Company Trend Analysis - Limited Financing Options May See Etisalat Walk Away - MAY 2017
BMI View : Etisalat's reluctance to address its debt obligations in Nigeria hint s at dissatisfaction with the unit's inability to progress. It may, therefore, be prepared to walk away from the business, with far-reaching implications for Nigeria's highly-competitive mobile market.
Etisalat Nigeria has ceased servicing its USD1.2bn loan from a consortium of local banks, calling for time to develop a plan to restructure its outstanding. Under pressure from the devaluation of the naira, greatly reduced access to international currency markets and weak economic growth projections, the 13 banks are understandably concerned to prevent a default on this loan. Options - such as state investment in the operator, handing control of it to the banks or seeking a new investor - are both limited and fraught with risk. Nevertheless, Etisalat is the smallest GSM operator in the market and its UAE-based parent could use the current situation as an opportunity to mount a tactical withdrawal.

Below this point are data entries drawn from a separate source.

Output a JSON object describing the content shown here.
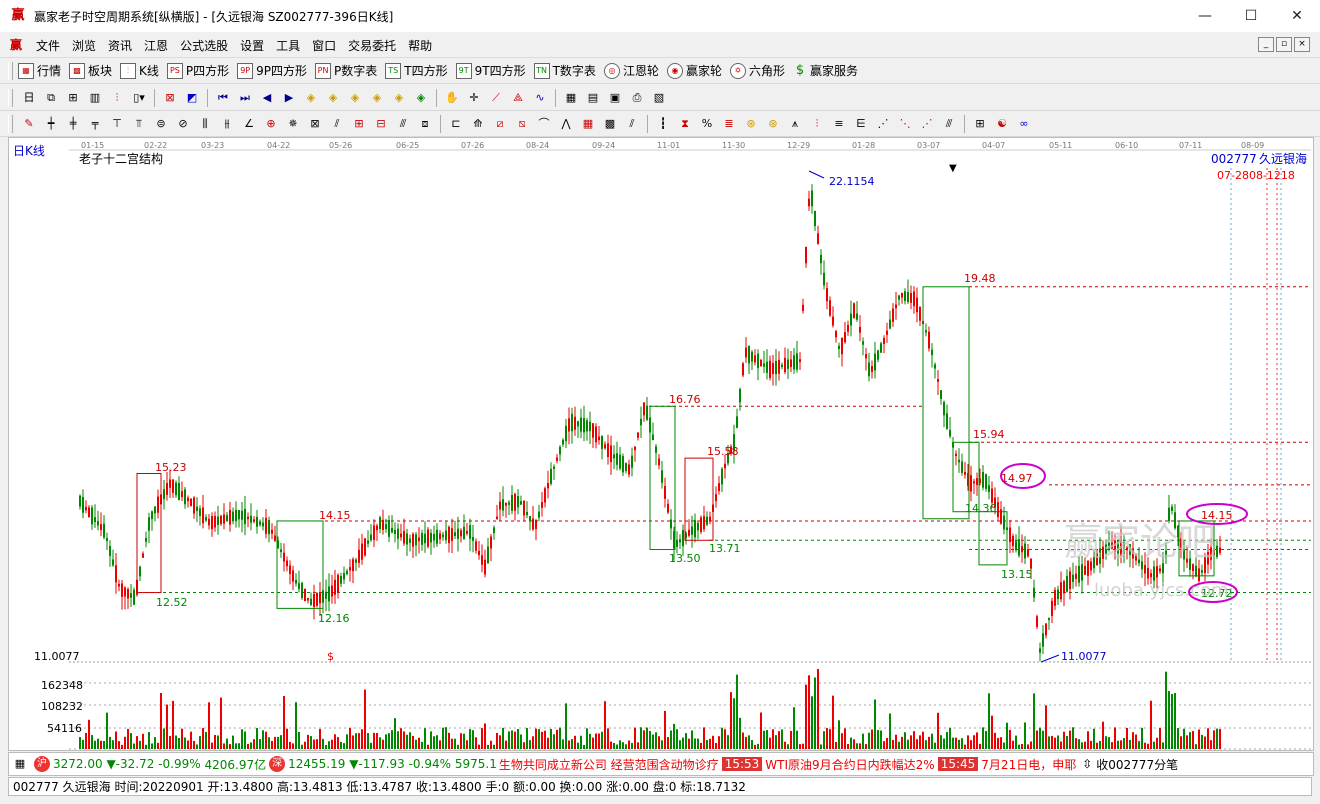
{
  "window": {
    "title": "赢家老子时空周期系统[纵横版] - [久远银海  SZ002777-396日K线]",
    "minimize": "—",
    "maximize": "☐",
    "close": "✕"
  },
  "menu": [
    "文件",
    "浏览",
    "资讯",
    "江恩",
    "公式选股",
    "设置",
    "工具",
    "窗口",
    "交易委托",
    "帮助"
  ],
  "toolbar1": [
    {
      "icon": "grid-icon",
      "label": "行情"
    },
    {
      "icon": "blocks-icon",
      "label": "板块"
    },
    {
      "icon": "candle-icon",
      "label": "K线"
    },
    {
      "icon": "ps-icon",
      "label": "P四方形"
    },
    {
      "icon": "9p-icon",
      "label": "9P四方形"
    },
    {
      "icon": "pn-icon",
      "label": "P数字表"
    },
    {
      "icon": "ts-icon",
      "label": "T四方形"
    },
    {
      "icon": "9t-icon",
      "label": "9T四方形"
    },
    {
      "icon": "tn-icon",
      "label": "T数字表"
    },
    {
      "icon": "wheel-icon",
      "label": "江恩轮"
    },
    {
      "icon": "wheel2-icon",
      "label": "赢家轮"
    },
    {
      "icon": "hexagon-icon",
      "label": "六角形"
    },
    {
      "icon": "dollar-icon",
      "label": "赢家服务"
    }
  ],
  "chart": {
    "period_label": "日K线",
    "indicator_title": "老子十二宫结构",
    "stock_code": "002777",
    "stock_name": "久远银海",
    "right_dates": "07-2808-1218",
    "x_dates": [
      "01-15",
      "02-22",
      "03-23",
      "04-22",
      "05-26",
      "06-25",
      "07-26",
      "08-24",
      "09-24",
      "11-01",
      "11-30",
      "12-29",
      "01-28",
      "03-07",
      "04-07",
      "05-11",
      "06-10",
      "07-11",
      "08-09"
    ],
    "price_labels": [
      {
        "text": "22.1154",
        "color": "#00c"
      },
      {
        "text": "19.48",
        "color": "#c00"
      },
      {
        "text": "16.76",
        "color": "#c00"
      },
      {
        "text": "15.94",
        "color": "#c00"
      },
      {
        "text": "15.58",
        "color": "#c00"
      },
      {
        "text": "15.23",
        "color": "#c00"
      },
      {
        "text": "14.97",
        "color": "#c00"
      },
      {
        "text": "14.15",
        "color": "#c00"
      },
      {
        "text": "14.15",
        "color": "#c00"
      },
      {
        "text": "14.36",
        "color": "#080"
      },
      {
        "text": "13.71",
        "color": "#080"
      },
      {
        "text": "13.50",
        "color": "#080"
      },
      {
        "text": "13.15",
        "color": "#080"
      },
      {
        "text": "12.72",
        "color": "#080"
      },
      {
        "text": "12.52",
        "color": "#080"
      },
      {
        "text": "12.16",
        "color": "#080"
      },
      {
        "text": "11.0077",
        "color": "#00c"
      }
    ],
    "y_left_label": "11.0077",
    "dollar_marker": "$",
    "volume_labels": [
      "162348",
      "108232",
      "54116"
    ],
    "watermark_main": "赢家论吧",
    "watermark_sub": "luoba.yjcs.com"
  },
  "ticker": {
    "idx1_value": "3272.00",
    "idx1_change": "▼-32.72",
    "idx1_pct": "-0.99%",
    "idx1_amount": "4206.97亿",
    "idx2_value": "12455.19",
    "idx2_change": "▼-117.93",
    "idx2_pct": "-0.94%",
    "idx2_amount": "5975.1",
    "news1": "生物共同成立新公司 经营范围含动物诊疗",
    "time2": "15:53",
    "news2": "WTI原油9月合约日内跌幅达2%",
    "time3": "15:45",
    "news3": "7月21日电，申耶",
    "right": "收002777分笔"
  },
  "status": {
    "code": "002777",
    "name": "久远银海",
    "time_label": "时间:",
    "time": "20220901",
    "open_label": "开:",
    "open": "13.4800",
    "high_label": "高:",
    "high": "13.4813",
    "low_label": "低:",
    "low": "13.4787",
    "close_label": "收:",
    "close": "13.4800",
    "hand_label": "手:",
    "hand": "0",
    "amount_label": "额:",
    "amount": "0.00",
    "turnover_label": "换:",
    "turnover": "0.00",
    "chg_label": "涨:",
    "chg": "0.00",
    "pan_label": "盘:",
    "pan": "0",
    "mark_label": "标:",
    "mark": "18.7132"
  }
}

There are six mobile operators in the market, although the two CDMA-based networks have a minuscule (and declining) presence, effectively painting Etisalat as the weakest of the national operators. Its 13.6% share of subscriptions lags far behind that of market leader MTN and it struggles to keep pace with mid-ranked Globacom and Airtel. Etisalat Group is used to being a leading player in its overseas markets and the fact that infrastructure and service investments have made little difference to its standing in Nigeria three years after taking out this loan would, in isolation, give sufficient cause to merit a withdrawal. The current poor outlook for the Nigerian economy would add considerable weight to that view.